La nuova maturità, ecco tutti i cambiamenti

Gli studenti dell'istituto tecnico Aldini-Valeriani di Bologna impegnati nella prima prova scritta di italiano a Bologna, 20 giugno 2018. ANSA / GIORGIO BENVENUTI

Tra le novità abolizione della terza prova e della tesina, non è più necessario inoltre avere la sufficienza in tutte le materie per essere ammessi


Circa 469mila studenti la prossima settimana affronteranno l’esame di maturità, che comincerà il 19 giugno. Sono molte quest’anno le novità introdotte dalla riforma della Buona Scuola. Prima di tutto sono cambiati i requisiti per essere ammessi all’esame di Stato: la partecipazione alla prova Invalsi (che si sono svolte nel mese di marzo), l’alternanza scuola-lavoro e la sufficienza in tutte le materie non sono più prerogative necessarie per l’ammissione. Altra grande novità è l’abolizione della terza prova scritta.  

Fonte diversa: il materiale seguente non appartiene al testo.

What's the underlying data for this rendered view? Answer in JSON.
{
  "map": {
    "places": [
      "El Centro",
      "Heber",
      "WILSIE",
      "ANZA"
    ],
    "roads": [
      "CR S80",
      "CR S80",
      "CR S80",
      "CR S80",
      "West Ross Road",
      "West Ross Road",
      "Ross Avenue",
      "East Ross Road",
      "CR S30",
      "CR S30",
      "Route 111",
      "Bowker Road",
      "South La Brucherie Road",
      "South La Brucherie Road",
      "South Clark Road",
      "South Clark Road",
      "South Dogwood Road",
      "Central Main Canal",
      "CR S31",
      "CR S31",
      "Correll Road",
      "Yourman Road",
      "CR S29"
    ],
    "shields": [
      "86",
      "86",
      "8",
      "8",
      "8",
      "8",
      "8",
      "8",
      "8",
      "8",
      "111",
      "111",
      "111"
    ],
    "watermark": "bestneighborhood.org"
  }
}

La prima prova, che si svolgerà mercoledì 19 giugno e che è uguale per tutti i maturandi indipendentemente dall’indirizzo di studio, consiste in un tema. Le tracce dell’elaborato scritto hanno subito diverse modifiche con la riforma. Da quest’anno, infatti, non ci sarà più il tema di storia. Quest’ultima decisione ha sollevato nei mesi scorsi diverse polemiche e appelli da parte di intellettuali e politici per ripristinarla. La prima prova quindi comprende tre tipologie tra cui scegliere. La prima è l’analisi di un testo: lo studente potrà decidere tra due brani che possono essere o di prosa o di poesia di un autore italiano vissuto nel periodo compreso dall’Unità d’Italia fino a oggi. La seconda traccia, invece, si tratta di un testo argomentativo, che può essere artistico, letterario, filosofico, economico, sociale, tecnologico, scientifico.  La terza traccia, infine, è un tema di attualità.

La seconda prova che si svolgerà il giorno dopo sarà diversa per ogni indirizzo di studio. La novità rispetto all’anno precedente è che per gli studenti del liceo classico e scientifico si tratta di una verifica mista.I primi, infatti, devono affrontare un compito sia di latino che di greco mentre i secondi una verifica sia di matematica che di fisica. Per i maturandi classici cambia anche la struttura: è divisa, infatti, in due parti, una di traduzione e una di comprensione.

La terza e ultima prova, invece, è l’esame orale e consiste in un’interrogazione incrociata su più materie. Il maturando deve rispondere alle domande dei commissari esterni e interni. Diversamente dagli altri anni, il candidato non deve più svolgere la tesina che avrebbe dovuto presentare il giorno dell’esame. Al posto di questa lo studente deve preparare un resoconto sull’alternanza scuola-lavoro, nella forma di relazione o elaborato multimediale.  La materia da cui comincerà il colloquio verrà sorteggiata da una busta tra quelle proposte dalla commissione.